Les accusations déposées pour leurre d’enfants ont explosé au cours des 15 dernières années au Québec. Le Journal a recensé une quinzaine des pires prédateurs sexuels à avoir commis ces crimes.
Une femme tourmentée pendant plusieurs mois par un as de l’informatique qui l’a forcée à se dénuder devant sa caméra, alors qu’elle était mineure, craint toujours que son harceleur la retrouve, 20 ans après les événements.

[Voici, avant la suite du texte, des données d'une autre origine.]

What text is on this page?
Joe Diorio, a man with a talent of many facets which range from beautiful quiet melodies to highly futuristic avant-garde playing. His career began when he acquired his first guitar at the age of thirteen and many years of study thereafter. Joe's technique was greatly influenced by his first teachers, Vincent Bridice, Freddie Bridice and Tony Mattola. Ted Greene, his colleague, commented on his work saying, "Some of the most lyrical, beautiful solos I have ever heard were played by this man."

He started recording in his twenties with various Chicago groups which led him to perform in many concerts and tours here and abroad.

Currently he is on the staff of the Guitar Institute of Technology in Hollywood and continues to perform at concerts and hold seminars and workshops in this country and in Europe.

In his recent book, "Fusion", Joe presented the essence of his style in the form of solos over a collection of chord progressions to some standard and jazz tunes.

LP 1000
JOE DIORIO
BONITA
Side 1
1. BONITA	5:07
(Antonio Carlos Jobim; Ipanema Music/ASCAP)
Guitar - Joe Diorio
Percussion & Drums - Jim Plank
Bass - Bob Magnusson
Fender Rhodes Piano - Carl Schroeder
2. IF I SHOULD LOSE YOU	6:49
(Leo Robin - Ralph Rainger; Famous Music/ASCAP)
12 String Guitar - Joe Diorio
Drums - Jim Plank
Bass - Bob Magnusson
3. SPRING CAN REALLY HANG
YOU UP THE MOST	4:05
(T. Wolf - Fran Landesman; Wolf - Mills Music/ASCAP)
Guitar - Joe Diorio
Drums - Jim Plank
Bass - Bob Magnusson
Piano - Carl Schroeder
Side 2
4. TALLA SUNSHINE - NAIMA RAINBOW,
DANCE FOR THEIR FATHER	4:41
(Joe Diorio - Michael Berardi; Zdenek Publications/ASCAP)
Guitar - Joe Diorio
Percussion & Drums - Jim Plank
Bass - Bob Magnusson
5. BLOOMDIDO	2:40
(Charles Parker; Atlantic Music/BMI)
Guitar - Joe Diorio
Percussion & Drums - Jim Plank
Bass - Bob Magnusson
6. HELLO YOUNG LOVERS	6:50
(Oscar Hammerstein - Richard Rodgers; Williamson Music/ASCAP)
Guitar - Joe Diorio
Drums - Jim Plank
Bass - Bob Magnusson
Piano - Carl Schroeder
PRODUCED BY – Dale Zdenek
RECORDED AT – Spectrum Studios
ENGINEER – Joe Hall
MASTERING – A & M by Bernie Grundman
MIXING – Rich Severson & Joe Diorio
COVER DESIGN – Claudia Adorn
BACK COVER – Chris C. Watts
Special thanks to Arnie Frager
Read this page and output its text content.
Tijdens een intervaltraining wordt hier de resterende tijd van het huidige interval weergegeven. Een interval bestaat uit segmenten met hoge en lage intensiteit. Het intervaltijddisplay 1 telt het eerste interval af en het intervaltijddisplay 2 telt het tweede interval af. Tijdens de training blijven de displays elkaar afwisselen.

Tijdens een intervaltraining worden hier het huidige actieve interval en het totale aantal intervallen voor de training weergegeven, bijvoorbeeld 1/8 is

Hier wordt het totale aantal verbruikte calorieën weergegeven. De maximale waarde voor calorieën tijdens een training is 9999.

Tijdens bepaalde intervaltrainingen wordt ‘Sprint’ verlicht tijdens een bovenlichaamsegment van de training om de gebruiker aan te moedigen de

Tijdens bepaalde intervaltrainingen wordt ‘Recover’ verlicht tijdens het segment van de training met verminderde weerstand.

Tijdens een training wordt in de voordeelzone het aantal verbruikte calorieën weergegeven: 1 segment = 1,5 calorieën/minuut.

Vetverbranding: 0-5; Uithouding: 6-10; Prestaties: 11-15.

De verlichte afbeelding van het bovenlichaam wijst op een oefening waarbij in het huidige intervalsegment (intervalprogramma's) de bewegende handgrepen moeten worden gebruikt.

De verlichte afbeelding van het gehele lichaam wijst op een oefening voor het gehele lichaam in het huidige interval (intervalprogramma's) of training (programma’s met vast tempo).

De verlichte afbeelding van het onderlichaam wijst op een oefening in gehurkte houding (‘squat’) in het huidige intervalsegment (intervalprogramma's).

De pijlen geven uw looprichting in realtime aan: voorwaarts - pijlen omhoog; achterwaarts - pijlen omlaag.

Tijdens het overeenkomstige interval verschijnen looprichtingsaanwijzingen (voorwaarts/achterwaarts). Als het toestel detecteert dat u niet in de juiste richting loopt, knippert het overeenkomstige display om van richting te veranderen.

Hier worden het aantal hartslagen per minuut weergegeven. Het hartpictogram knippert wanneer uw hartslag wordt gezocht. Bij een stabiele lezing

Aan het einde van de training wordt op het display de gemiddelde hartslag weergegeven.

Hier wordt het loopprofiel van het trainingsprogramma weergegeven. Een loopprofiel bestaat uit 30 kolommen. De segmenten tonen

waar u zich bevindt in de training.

« Il a détruit une partie de moi », raconte Mélanie (nom fictif), dont l’identité est protégée sur ordre du tribunal.
Tout a commencé au milieu des années 2000, lorsque Daniel Waldemar Lesiewicz prend contact avec Mélanie, alors âgée de 14 ans, sur la défunte plateforme de clavardage MSN.
Se faisant passer pour une de ses amies, il lui a envoyé un lien, en apparence inoffensif. Mais en cliquant dessus, l’adolescente a donné accès à tout le contenu de l’ordinateur familial, dont son adresse personnelle.
« Il m’a dit de faire un striptease et de me déshabiller devant la caméra, sinon il allait venir chez moi », raconte Mélanie qui a accepté, effrayée.
Mais Lesiewicz avait enregistré la vidéo. Il est revenu à la charge plusieurs mois plus tard pour en redemander plus, menaçant de diffuser la vidéo initiale sur un site pornographique. Ce qu’il a fait.
« Elle avait été vue des milliers de fois… C’est là que j’ai porté plainte à la police pour la première fois », explique la dame, aujourd’hui âgée de 35 ans.
Suivie à la trace
Lesiewicz aurait utilisé un modus operandi similaire avec plus de 200 femmes, pour la plupart mineures. Vingt-cinq d’entre elles ont pu être retrouvées par les autorités, incluant Mélanie.
Le prédateur a été condamné à une lourde peine d’emprisonnement en 2011 (voir autre texte).
« Je ne sais pas comment il faisait, mais chaque fois que je changeais de compte ou de courriel, il me retrouvait. Il m’a traquée pendant deux ans », explique la trentenaire.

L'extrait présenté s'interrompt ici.